The department’s Bureau of Labor Statistics said Friday that its findings of stability in the economy also extended to its year-over-year analysis, where 18 states saw a decline in their jobless rate and 32 states and the District of Columbia experienced little or no change.
The national unemployment rate meanwhile declined by 0.2 percentage point from February to 4.5 percent and was 0.5 point lower than in March 2016.
On a state by state basis, Colorado had the lowest unemployment rate in March, at 2.6 percent, followed by Hawaii, at 2.7 percent, and New Hampshire, North Dakota and South Dakota, which all came in at 2.8 percent.
The jobless rate in Colorado was an all-time for the state (all-time meaning since 1976, when the bureau began tracking the data). Other states seeing their lowest rates since the Ford administration included Arkansas
(3.6 percent), CMaine (3.0 percent), and Oregon (3.8 percent).
New Mexico had the highest jobless rate, at 6.7 percent.
The bureau said eighteen states had unemployment rate changes from March 2016, all of which were decreases. The
largest of these declines occurred in West Virginia (-1.3 percentage points) and Illinois and Nevada (-1.2 points each).
Nonfarm Payroll Employment
Four states had over-the-month decreases in nonfarm payroll employment in March 2017, and three
states had increases.
The largest decrease in employment over the month occurred in New Jersey (-17,500), followed by Pennsylvania (-16,100), Missouri (-13,400), and Louisiana (-8,500).

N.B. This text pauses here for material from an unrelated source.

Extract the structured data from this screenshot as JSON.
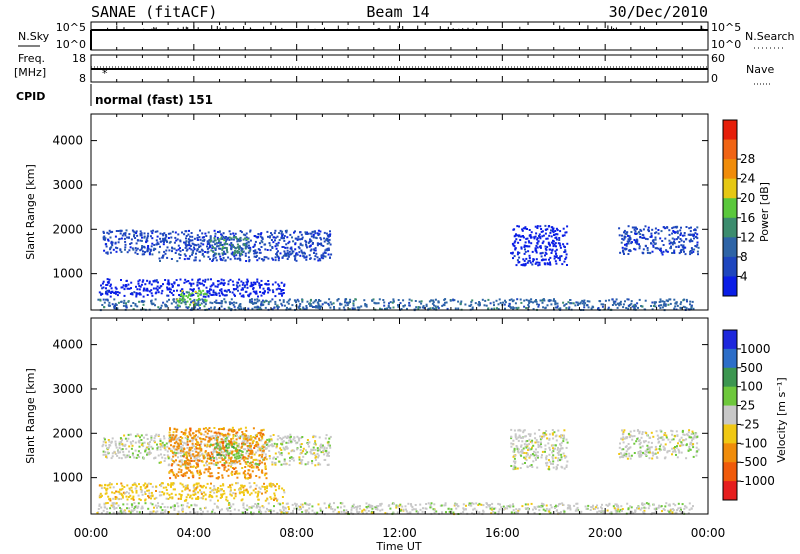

In percentage terms, the largest decrease occurred in Missouri (-0.5 percent), followed by Louisiana and
New Jersey (-0.4 percent each) and Pennsylvania (-0.3 percent).
The increases in employment over the month occurred in Washington (+10,700), Tennessee (+8,600), and Maine (+3,000).
The largest percentage increase occurred in Maine (+0.5 percent), followed by Tennessee and Washington (+0.3
Twenty-seven states had over-the-year increases in nonfarm payroll employment in March. The largest
job gains occurred in California (+346,400), Texas (+249,000), and Florida (+246,100).
The largest percentage gain occurred in Utah (+3.2 percent), followed by Florida, Georgia, and Nevada (+3.0
percent each). Two states had over-the-year declines in employment, Alaska (-6,900, or -2.1 percent)
and Wyoming (-6,100, or -2.1 percent).
The Labor Department’s wages report Friday found real average hourly earnings rose 0.3 percent year-over-year in March. However, it said the increase in real average hourly earnings combined with a 0.3-percent decrease in the average workweek resulted in no change in real average weekly earnings over the year.